Lightning & memories of a 17-year-old phenom
I wrote this during NBC’s extended NFL pre-game show last night. I never miss a chance to watch Peyton Manning play, and I never get tired of it. As you surely know by now, he threw a record-tying seven touchdowns last night.
So I am sitting here watching three presumably intelligent men, including Super Bowl champion coach Tony Dungy, stand out on the field holding umbrellas babbling during a lightning delay….
Yes, I know these three men are paid a bucketload of money to stand out there and babble while the scoreboard says there is severe lightning in the area, enough to delay the start of the first game of the NFL season.
Which tells us: Even the NFL, with all its billions, cannot control Mother Nature.
And now they just showed a clip of Peyton Manning, at 37, and I thought back to Peyton Manning at 17.
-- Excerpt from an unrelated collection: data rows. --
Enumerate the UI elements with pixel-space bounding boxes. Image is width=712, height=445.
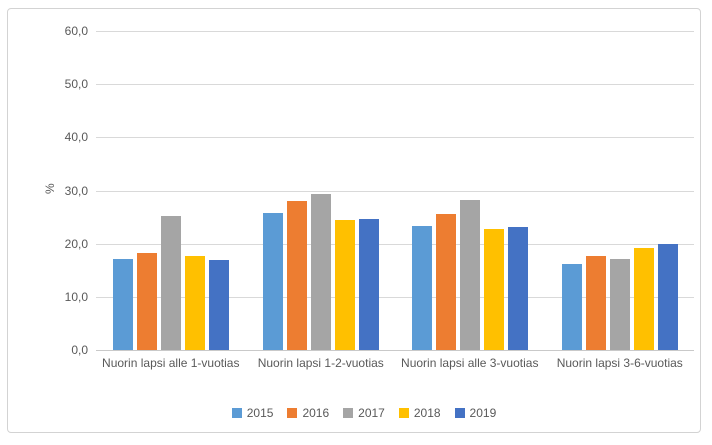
gridline: [96, 297, 694, 298]
bar-2019: [358, 219, 379, 350]
bar-2019: [208, 260, 229, 350]
y-tick-label: 0,0: [71, 343, 88, 357]
y-tick-label: 50,0: [64, 77, 88, 91]
legend-swatch-icon: [231, 408, 242, 418]
gridline: [96, 31, 694, 32]
bar-2016: [435, 214, 456, 350]
x-category-label: Nuorin lapsi alle 3-vuotias: [401, 356, 539, 370]
bar-2017: [160, 216, 181, 350]
y-tick-label: 40,0: [64, 130, 88, 144]
legend: 2015 2016 2017 2018 2019: [8, 406, 712, 420]
legend-swatch-icon: [287, 408, 298, 418]
gridline: [96, 84, 694, 85]
plot-area: [96, 31, 694, 351]
bar-2015: [561, 264, 582, 350]
gridline: [96, 191, 694, 192]
bar-2015: [411, 226, 432, 350]
legend-item-2015: 2015: [231, 406, 274, 420]
x-axis-category-labels: Nuorin lapsi alle 1-vuotias Nuorin lapsi …: [8, 356, 712, 390]
legend-swatch-icon: [454, 408, 465, 418]
legend-label: 2017: [358, 406, 385, 420]
bar-2018: [483, 229, 504, 350]
legend-item-2018: 2018: [398, 406, 441, 420]
legend-label: 2019: [469, 406, 497, 420]
gridline: [96, 244, 694, 245]
y-tick-label: 20,0: [64, 237, 88, 251]
bar-2018: [633, 248, 654, 350]
bar-2016: [585, 256, 606, 350]
x-category-label: Nuorin lapsi alle 1-vuotias: [102, 356, 240, 370]
legend-item-2016: 2016: [287, 406, 329, 420]
bar-group: [545, 31, 695, 350]
x-category-label: Nuorin lapsi 3-6-vuotias: [556, 356, 683, 370]
legend-label: 2015: [246, 406, 274, 420]
bar-group: [246, 31, 396, 350]
bar-2015: [262, 213, 283, 350]
bar-2015: [112, 259, 133, 350]
legend-label: 2018: [413, 406, 441, 420]
gridline: [96, 137, 694, 138]
legend-label: 2016: [302, 406, 330, 420]
bar-2017: [459, 200, 480, 350]
x-category-label: Nuorin lapsi 1-2-vuotias: [257, 356, 384, 370]
bar-2019: [507, 227, 528, 350]
bar-group: [96, 31, 246, 350]
bar-2017: [609, 259, 630, 350]
bar-2019: [657, 244, 678, 350]
legend-item-2019: 2019: [454, 406, 497, 420]
y-tick-label: 10,0: [64, 290, 88, 304]
chart-frame: % 0,0 10,0 20,0 30,0 40,0 50,0 60,0 Nuorin lap…: [7, 8, 701, 433]
bar-2016: [136, 253, 157, 350]
y-tick-label: 30,0: [64, 184, 88, 198]
legend-item-2017: 2017: [343, 406, 385, 420]
legend-swatch-icon: [343, 408, 354, 418]
bar-2018: [334, 220, 355, 350]
bar-group: [395, 31, 545, 350]
legend-swatch-icon: [398, 408, 409, 418]
bar-2018: [184, 256, 205, 350]
bar-2016: [286, 201, 307, 350]
y-tick-label: 60,0: [64, 24, 88, 38]
bar-2017: [310, 194, 331, 350]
When Peyton Manning was a senior at Newman High in New Orleans and the most highly recruited high school football player in the USA, my newspaper sent me down to the Crescent City to do a piece on him. After all, he was Archie’s son. After all, he included Ole Miss in the list of the three final schools he was considering.
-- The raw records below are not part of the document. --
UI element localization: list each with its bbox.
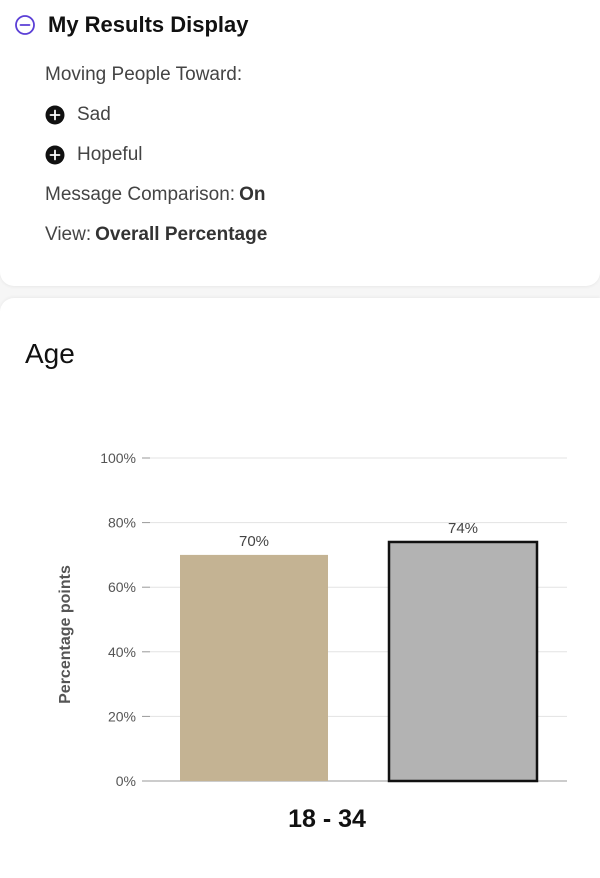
view-value: Overall Percentage: [95, 224, 268, 245]
bar-2: [387, 540, 539, 783]
view-label: View:: [45, 224, 92, 245]
y-tick-label: 80%: [108, 515, 136, 531]
moving-label: Moving People Toward:: [45, 64, 243, 85]
y-tick-label: 20%: [108, 708, 136, 724]
y-tick-label: 100%: [100, 450, 136, 466]
plus-circle-icon: [45, 145, 65, 165]
bar-1: [180, 554, 328, 781]
message-comparison: Message Comparison: On: [45, 175, 267, 215]
view-setting: View: Overall Percentage: [45, 215, 267, 255]
y-tick-label: 60%: [108, 579, 136, 595]
results-display-toggle[interactable]: My Results Display: [14, 12, 249, 38]
chart-title: Age: [25, 338, 75, 369]
emotion-item-sad: Sad: [45, 95, 267, 135]
summary-title: My Results Display: [48, 12, 249, 37]
age-chart-card: Age 0% 20% 40% 60% 80% 100% Percentage points 7…: [0, 298, 600, 878]
comparison-label: Message Comparison:: [45, 184, 236, 205]
emotion-label: Sad: [77, 104, 111, 125]
category-label: 18 - 34: [288, 805, 366, 833]
y-tick-label: 0%: [116, 773, 136, 789]
emotion-label: Hopeful: [77, 144, 143, 165]
comparison-value: On: [239, 184, 266, 205]
emotion-item-hopeful: Hopeful: [45, 135, 267, 175]
age-bar-chart: 0% 20% 40% 60% 80% 100% Percentage points 70% 74…: [57, 450, 567, 833]
bar-value-label: 70%: [239, 533, 269, 550]
plus-circle-icon: [45, 105, 65, 125]
minus-circle-icon: [15, 15, 35, 35]
summary-body: Moving People Toward: Sad Hopeful Messag…: [45, 55, 267, 255]
y-axis-label: Percentage points: [57, 565, 74, 704]
y-tick-label: 40%: [108, 644, 136, 660]
results-summary-card: My Results Display Moving People Toward:…: [0, 0, 600, 286]
bar-value-label: 74%: [448, 520, 478, 537]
Jack Wilkinson, my buddy from the Atlanta newspaper, wanted to do the same type story I was doing, so Peyton agreed to an interview with both of us over lunch. We met him at the Mannings’ house on First Avenue in Garden District and we let Peyton choose the restaurant.
He not only chose Uglesich on Barronne Street, he drove us in his SUV and navigated the back streets of New Orleans like an old pro.
We got to Uglesich, one of the great, old New Orleans restaurants (gone but never forgotten), and were greeted warmly by Anthony Uglesich, the owner. We sat down and ordered. Peyton chose the soft-shell crab po boy, and suggested we do the same. Of course, we did.
We all had Bargs root beers and french fries on the side, and then we started asking a 17-year-old high school senior question after question.
And I’ll make a long story short: We, meaning Jack and I, two veteran sports writers, were dumbfounded by Peyton’s intelligence, his manner and, most of all, his maturity,
As Jack told me later that day, “I felt like I was interviewing a 35-year-old, 12-year NFL veteran.”
I did, too.
And now, if this lightning will end, we’ll get to watch Peyton Manning, a 37-year-old, 12-time Pro Bowler, play the first game of his 16th NFL season.
I just wish I had a Uglesich soft-shell po boy to watch it with.